Ok. I'm going to take a stab at this.
Essentially what we will do is calculate the weight of an infinitesimally thin column of water, then find the component of that force normal to the surface of the sphere, then integrate. It will be a little difficult to see without a diagram but here goes.
The
volume of a sphere in cylindrical coordinates is
\int_{0}^{2\pi}{\int_0^R{\int_{-\sqrt{R^2-\rho^2}}^{+\sqrt{R^2-\rho^2}}{\rho dz d\rho d\phi}}}
If we drop the rho and phi integration and perform just the z integration we get
2\rho \sqrt{R^2-\rho^2} d\rho d\phi
This is the volume of a column that lies at angle phi and runs from z=-\sqrt{R^2-\rho^2} to z=+\sqrt{R^2-\rho^2}
(phi doesn't appear in the expression because of the symmetry)
Multiplying by 3W/4\pi R^3, the weight-density of the water, we get
\frac{3W}{2\pi R^3}\rho \sqrt{R^2-\rho^2} d\rho d\phi
This is the weight of that column of water.
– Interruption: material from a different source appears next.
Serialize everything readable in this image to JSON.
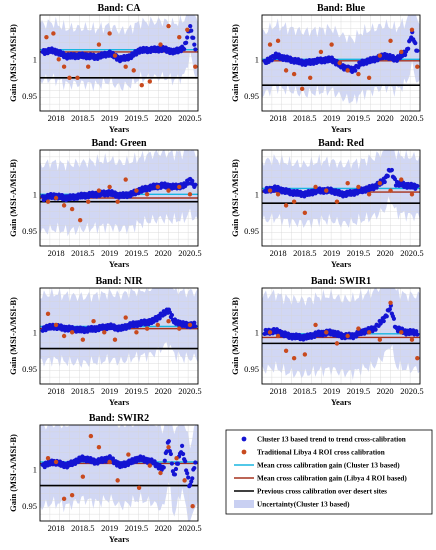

If we performed the integration over rho and phi of this quantity as is, we would get W, the weight of the water in the sphere. The force of this infinitesimal column weight is in the vertical direction. What we want to do is find the component normal to the surface of the sphere and integrate
that over rho and phi. I'll let you take it from here. I got \frac{3}{8}W. Do you know if that is the answer?